How chocolate is grown

How chocolate is grown

How chocolate is grown: from cacao tree to chocolate liquor.

By Ann MacDonald

Chocolate is produced from the cocoa bean, a product of the evergreen cacao tree. The cacao tree thrives in hot, tropical climates that receive substantial rainfall. Cacao seedlings are delicate and are often planted in the shade of other trees in order to protect them from direct sunlight and wind. Once they are several years old, however, they are sturdier and can be grown unprotected.

A cacao tree takes several years to first produce its fruit. While it may successfully bear fruit after three or four years, it is more common for it to take five. The trees grow tiny flowers of pink or white. Each of the five-petaled flowers has the potential to mature into cacao pods that contain the cocoa beans but only a small percentage will actually do so. Each reddish pod turns brown when it is ready to be harvested and produces approximately 30 cocoa beans.
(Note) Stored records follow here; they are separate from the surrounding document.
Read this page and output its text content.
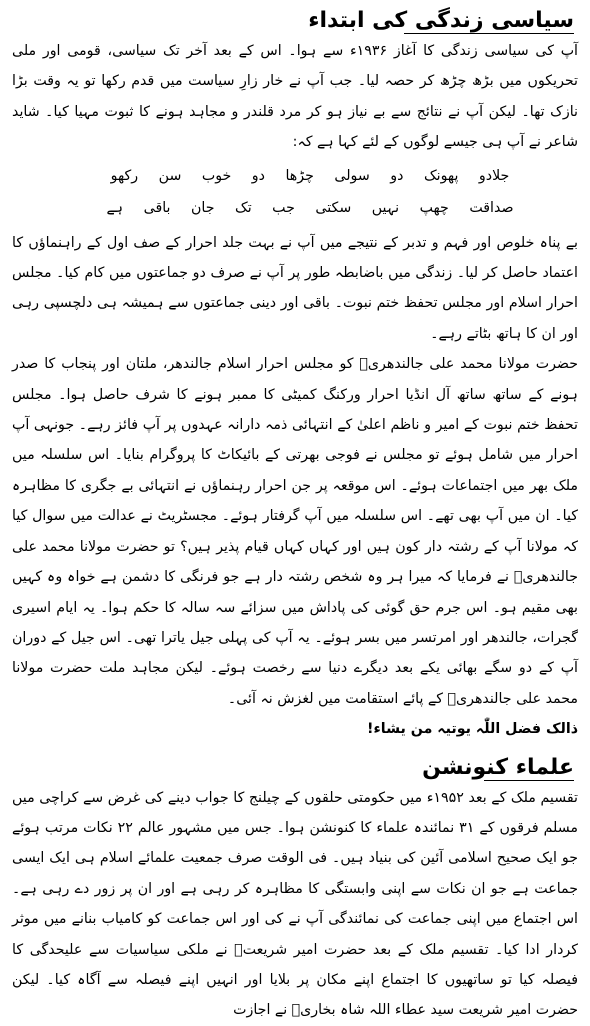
سیاسی زندگی کی ابتداء

آپ کی سیاسی زندگی کا آغاز ۱۹۳۶ء سے ہوا۔ اس کے بعد آخر تک سیاسی، قومی اور ملی تحریکوں میں بڑھ چڑھ کر حصہ لیا۔ جب آپ نے خار زارِ سیاست میں قدم رکھا تو یہ وقت بڑا نازک تھا۔ لیکن آپ نے نتائج سے بے نیاز ہو کر مرد قلندر و مجاہد ہونے کا ثبوت مہیا کیا۔ شاید شاعر نے آپ ہی جیسے لوگوں کے لئے کہا ہے کہ:

جلادو پھونک دو سولی چڑھا دو خوب سن رکھو

صداقت چھپ نہیں سکتی جب تک جان باقی ہے

بے پناہ خلوص اور فہم و تدبر کے نتیجے میں آپ نے بہت جلد احرار کے صف اول کے راہنماؤں کا اعتماد حاصل کر لیا۔ زندگی میں باضابطہ طور پر آپ نے صرف دو جماعتوں میں کام کیا۔ مجلس احرار اسلام اور مجلس تحفظ ختم نبوت۔ باقی اور دینی جماعتوں سے ہمیشہ ہی دلچسپی رہی اور ان کا ہاتھ بٹاتے رہے۔

حضرت مولانا محمد علی جالندھریؒ کو مجلس احرار اسلام جالندھر، ملتان اور پنجاب کا صدر ہونے کے ساتھ ساتھ آل انڈیا احرار ورکنگ کمیٹی کا ممبر ہونے کا شرف حاصل ہوا۔ مجلس تحفظ ختم نبوت کے امیر و ناظم اعلیٰ کے انتہائی ذمہ دارانہ عہدوں پر آپ فائز رہے۔ جونہی آپ احرار میں شامل ہوئے تو مجلس نے فوجی بھرتی کے بائیکاٹ کا پروگرام بنایا۔ اس سلسلہ میں ملک بھر میں اجتماعات ہوئے۔ اس موقعہ پر جن احرار رہنماؤں نے انتہائی بے جگری کا مظاہرہ کیا۔ ان میں آپ بھی تھے۔ اس سلسلہ میں آپ گرفتار ہوئے۔ مجسٹریٹ نے عدالت میں سوال کیا کہ مولانا آپ کے رشتہ دار کون ہیں اور کہاں کہاں قیام پذیر ہیں؟ تو حضرت مولانا محمد علی جالندھریؒ نے فرمایا کہ میرا ہر وہ شخص رشتہ دار ہے جو فرنگی کا دشمن ہے خواہ وہ کہیں بھی مقیم ہو۔ اس جرم حق گوئی کی پاداش میں سزائے سہ سالہ کا حکم ہوا۔ یہ ایام اسیری گجرات، جالندھر اور امرتسر میں بسر ہوئے۔ یہ آپ کی پہلی جیل یاترا تھی۔ اس جیل کے دوران آپ کے دو سگے بھائی یکے بعد دیگرے دنیا سے رخصت ہوئے۔ لیکن مجاہد ملت حضرت مولانا محمد علی جالندھریؒ کے پائے استقامت میں لغزش نہ آئی۔

ذالک فضل اللّٰہ یوتیہ من یشاء!

علماء کنونشن

تقسیم ملک کے بعد ۱۹۵۲ء میں حکومتی حلقوں کے چیلنج کا جواب دینے کی غرض سے کراچی میں مسلم فرقوں کے ۳۱ نمائندہ علماء کا کنونشن ہوا۔ جس میں مشہور عالم ۲۲ نکات مرتب ہوئے جو ایک صحیح اسلامی آئین کی بنیاد ہیں۔ فی الوقت صرف جمعیت علمائے اسلام ہی ایک ایسی جماعت ہے جو ان نکات سے اپنی وابستگی کا مظاہرہ کر رہی ہے اور ان پر زور دے رہی ہے۔ اس اجتماع میں اپنی جماعت کی نمائندگی آپ نے کی اور اس جماعت کو کامیاب بنانے میں موثر کردار ادا کیا۔ تقسیم ملک کے بعد حضرت امیر شریعتؒ نے ملکی سیاسیات سے علیحدگی کا فیصلہ کیا تو ساتھیوں کا اجتماع اپنے مکان پر بلایا اور انہیں اپنے فیصلہ سے آگاہ کیا۔ لیکن حضرت امیر شریعت سید عطاء اللہ شاہ بخاریؒ نے اجازت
There are several varieties of cacao tree, each producing beans with slightly different variations. The three major classifications of cacao are the criollo, forastero and the trinitario. Since all of these varieties cross-pollinate freely, there are many subvariations. In additions, growers are purposely working with hybrids to create cocoa beans with all of the most desirable characteristics for making high quality chocolate.

To harvest the pods, growers use knives to carefully slice the fruit from the trees. The harvest must be done by hand, and the pickers cannot climb the trees since the cacao is delicate and could easily be damaged. Special tools are used to reach the pods that grow high on these trees that are commonly cultivated to a height of 20 feet tall.

Once the hard pods are picked, they are cracked open and the beans are scooped from them. The ripe beans are placed in temporary storage to be fermented. During the fermentation, the beans are heated and the sugar contained in them is converted to lactic and acetic acids. The fermentation process serves to change the flavor of the raw beans from its bitter natural state to something closer to the chocolate people known and enjoy around the world.

Once the fermentation process is complete, the beans are spread out and dried. Most often, they are dried naturally in the sun on trays or in flat baskets. In moist climates, sometimes they are dried indoors with a warm forced air process. As they dry, the moisture content in the beans evaporates leaving the end product substantially lighter weight.

The dried beans are cleaned and sorted by grade. Broken or inferior beans are all removed at this point of the process. Then, they are shipped from the grower to the chocolate manufacturer.
These dried beans are ready for the final processing that will create the chocolate product.

To turn the beans into chocolate, they still must be roasted and shelled. The inner kernel of the bean is then crushed and ground to make the chocolate liquor that is the key ingredient used in all chocolate products.